I’m a starter. I love the excitement that goes along with starting new things. At the beginning of 2015, parents have an opportunity to not only set goals for themselves but to guide their kids in growth. Think of New Year’s resolutions as not simply setting and achieving (or not achieving) a goal but being intentional about personal – or family – growth. The New Year offers a perfect opportunity to build a growth mindset in our lives and our children. Keep these things in mind while setting goals.
Set an area of focus for the year and choose activities to reinforce this area of focus for children. When our daughter turned 13, we decided to put her on a five year growth plan in order to not simply survive the teenage years but intentionally build character in her life (and ours). Each year has an area of focus such as responsibility, compassion/generosity, global thinking, etc., and each focus has set activities spread throughout the year to reinforce the focus. For example, when working on responsibility she would be responsible for her own laundry, packing lunches, cleaning room (still working on that one), keeping a homework agenda, completing a Red Cross babysitting class, reading a book and memorizing a Bible verse on responsibility. We need to make some adjustments and tighten up on our system, but overall this can work with kids of any age.

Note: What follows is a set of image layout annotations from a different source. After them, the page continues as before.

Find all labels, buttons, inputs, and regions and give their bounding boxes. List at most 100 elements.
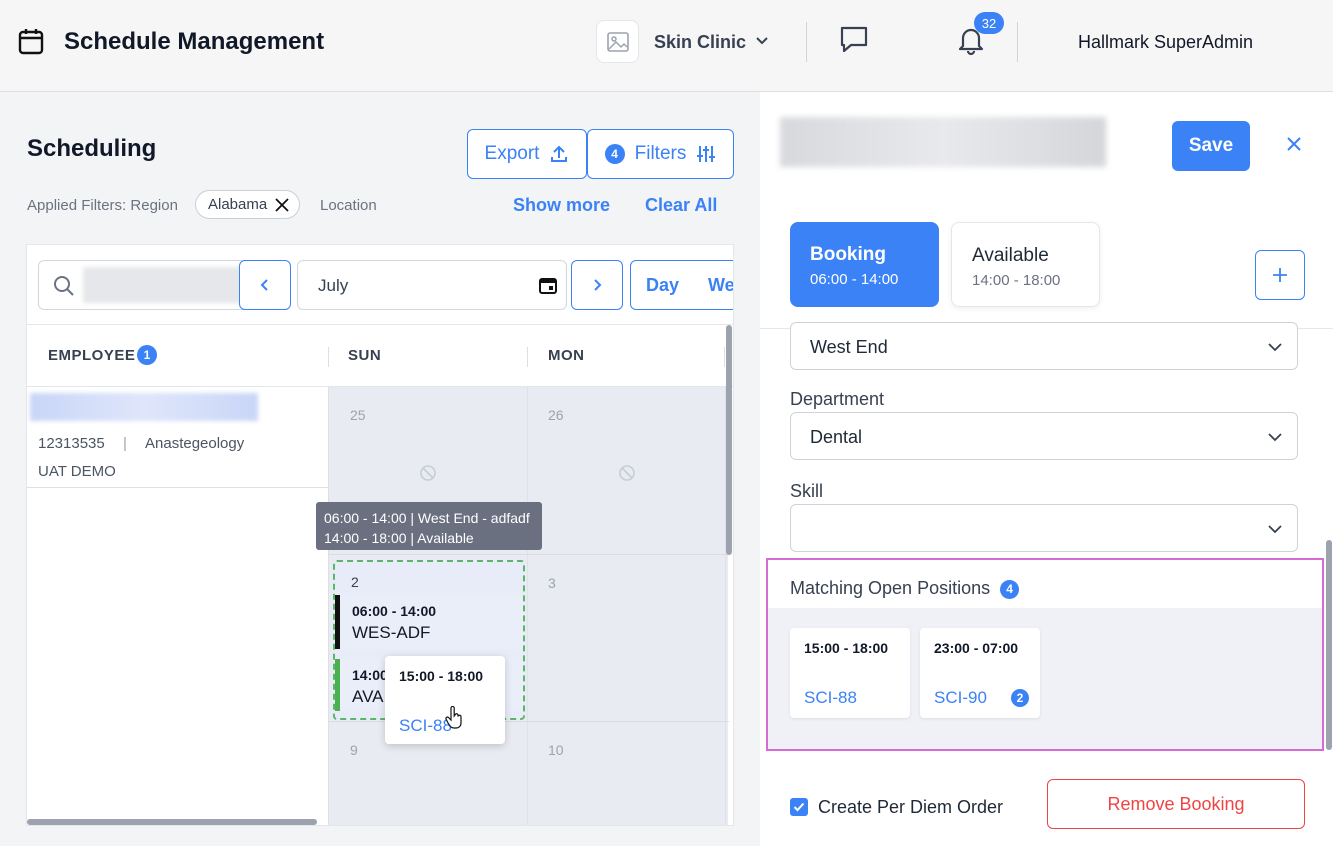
employee-id: 12313535 (38, 435, 105, 452)
column-separator (527, 347, 528, 367)
scheduling-title: Scheduling (27, 135, 157, 162)
save-button[interactable]: Save (1172, 121, 1250, 171)
unavailable-icon (420, 465, 436, 481)
filters-label: Filters (634, 143, 687, 164)
show-more-link[interactable]: Show more (513, 195, 610, 216)
tooltip-line: 06:00 - 14:00 | West End - adfadf (324, 510, 530, 526)
calendar-icon (18, 29, 44, 55)
close-icon[interactable] (275, 197, 289, 212)
user-menu[interactable]: Hallmark SuperAdmin (1078, 32, 1253, 53)
position-time: 15:00 - 18:00 (399, 668, 484, 684)
position-time: 15:00 - 18:00 (804, 640, 889, 656)
filter-chip-label: Alabama (208, 196, 268, 213)
shift-time: 06:00 - 14:00 (352, 603, 437, 619)
employee-row[interactable]: 12313535 | Anastegeology UAT DEMO (27, 387, 328, 488)
day-cell-26[interactable]: 26 (548, 407, 564, 423)
tab-booking[interactable]: Booking 06:00 - 14:00 (790, 222, 939, 307)
chevron-right-icon (594, 279, 602, 291)
next-period-button[interactable] (571, 260, 623, 310)
open-position-card[interactable]: 15:00 - 18:00 SCI-88 (790, 628, 910, 718)
employee-count-badge: 1 (137, 345, 157, 365)
export-label: Export (484, 143, 540, 164)
clinic-selector[interactable]: Skin Clinic (654, 32, 746, 53)
filters-button[interactable]: 4 Filters (587, 129, 734, 179)
column-separator (724, 347, 725, 367)
chevron-down-icon (1268, 433, 1282, 442)
clinic-logo-image-icon (596, 20, 639, 63)
horizontal-scrollbar[interactable] (27, 819, 317, 825)
check-icon (793, 802, 805, 812)
close-icon[interactable] (1286, 136, 1302, 152)
position-count-badge: 2 (1011, 689, 1029, 707)
filter-chip-alabama: Alabama (195, 190, 301, 219)
mon-column-header: MON (548, 347, 585, 364)
sliders-icon (697, 146, 716, 162)
position-code: SCI-88 (804, 688, 857, 707)
tab-time: 06:00 - 14:00 (810, 271, 899, 288)
app-header: Schedule Management Skin Clinic 32 Hallm… (0, 0, 1333, 92)
upload-icon (551, 145, 568, 162)
vertical-scrollbar[interactable] (726, 325, 732, 555)
day-cell-10[interactable]: 10 (548, 742, 564, 758)
matching-open-positions-section: Matching Open Positions 4 15:00 - 18:00 S… (766, 558, 1324, 751)
grid-column-separator (527, 387, 528, 825)
prev-period-button[interactable] (239, 260, 291, 310)
employee-column-header: EMPLOYEE (48, 347, 136, 364)
chevron-down-icon (1268, 343, 1282, 352)
shift-code: AVA (352, 687, 384, 706)
calendar-picker-icon[interactable] (538, 275, 558, 295)
panel-scrollbar[interactable] (1326, 540, 1332, 750)
per-diem-label: Create Per Diem Order (818, 797, 1004, 817)
matching-title: Matching Open Positions 4 (790, 578, 1020, 599)
month-value: July (318, 276, 349, 295)
hand-cursor-icon (445, 706, 462, 729)
chevron-down-icon[interactable] (754, 32, 770, 48)
booking-detail-panel: Save Booking 06:00 - 14:00 Available 14:… (760, 92, 1333, 846)
export-button[interactable]: Export (467, 129, 587, 179)
tab-title: Booking (810, 244, 886, 265)
unavailable-icon (619, 465, 635, 481)
day-cell-number: 2 (351, 574, 359, 590)
employee-department: Anastegeology (145, 435, 245, 452)
department-select-value: Dental (810, 427, 863, 447)
search-icon (54, 276, 74, 296)
remove-booking-button[interactable]: Remove Booking (1047, 779, 1305, 829)
day-cell-9[interactable]: 9 (350, 742, 358, 758)
add-shift-button[interactable] (1255, 250, 1305, 300)
day-cell-3[interactable]: 3 (548, 575, 556, 591)
redacted-search-value (83, 267, 243, 303)
department-select[interactable]: Dental (790, 412, 1298, 460)
shift-tooltip: 06:00 - 14:00 | West End - adfadf 14:00 … (316, 502, 542, 550)
page-title: Schedule Management (64, 28, 325, 55)
position-time: 23:00 - 07:00 (934, 640, 1019, 656)
clear-all-link[interactable]: Clear All (645, 195, 717, 216)
header-divider (806, 22, 807, 62)
booking-shift-block[interactable]: 06:00 - 14:00 WES-ADF (335, 595, 523, 649)
view-day-button[interactable]: Day (630, 260, 695, 310)
month-picker-input[interactable]: July (297, 260, 567, 310)
skill-select[interactable] (790, 504, 1298, 552)
shift-time: 14:00 (352, 667, 388, 683)
location-filter-label: Location (320, 197, 377, 214)
day-cell-25[interactable]: 25 (350, 407, 366, 423)
tab-available[interactable]: Available 14:00 - 18:00 (951, 222, 1100, 307)
region-filter-label: Region (130, 197, 178, 214)
matching-count-badge: 4 (1000, 579, 1020, 599)
location-select[interactable]: West End (790, 322, 1298, 370)
chat-icon[interactable] (839, 24, 869, 54)
position-code: SCI-88 (399, 716, 452, 735)
tab-title: Available (972, 245, 1049, 266)
calendar-toolbar: July Day We (27, 245, 733, 325)
applied-filters-label: Applied Filters: Region (27, 197, 178, 214)
employee-search-input[interactable] (38, 260, 254, 310)
per-diem-checkbox[interactable] (790, 798, 808, 816)
employee-org: UAT DEMO (38, 463, 116, 480)
dragged-position-card[interactable]: 15:00 - 18:00 SCI-88 (385, 656, 505, 744)
view-week-button[interactable]: We (694, 260, 733, 310)
tab-time: 14:00 - 18:00 (972, 272, 1061, 289)
notification-badge: 32 (974, 12, 1004, 34)
location-select-value: West End (810, 337, 888, 357)
grid-row-separator (329, 554, 729, 555)
column-separator (328, 347, 329, 367)
open-position-card[interactable]: 23:00 - 07:00 SCI-90 2 (920, 628, 1040, 718)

Focus on progress not perfection. I am a type A, driven person, so it’s pretty much all of nothing with me. If I cave and eat a bag of chips when I get home from school because I am stressed out (totally hypothetical), my eating is shot for the rest of the day. This is why during exams I just start the day with brownies. But a growth mindset is about progress – not perfection. When I was a stay-at-home mom (the best example of an oxymoron ever), my goal every year was to read 52 books, one per week. I don’t think I ever hit that goal, but I usually got in the mid 40s. Was I a failure because I didn’t achieve my goal? Absolutely not – reading one book in a year is better than reading no books. Offer yourself and your kids forgiveness and grace when setbacks occur and keep pushing forward.
Limit the number of goals per year. Donald Miller suggests that we can only focus or work on three big things in a year. Choosing to hike the Machu Picchu (this is a goal of mine, seriously), eat less chips (again hypothetical) write a book (no desire to do this), run a marathon (hahahaha – never again), put an end to standardized testing in American education, (no comment), and take over the world may be a little too much for me to pull off in one year. Prioritize and don’t set yourself up for failure. This year I will be focusing on hiking the Machu Picchu, ending standardized testing, and beginning my world command.
As 2014 comes to an end spend some time thinking about how you want to grow this year. Have conversations with your family about growth. Cheer each other on to personal growth in the New Year. Happy New Year, and in spite of all of the interruptions and complications that life offers, may this year be a blessed year for all of you.
What goals or areas of focus are you choosing to prioritize this year?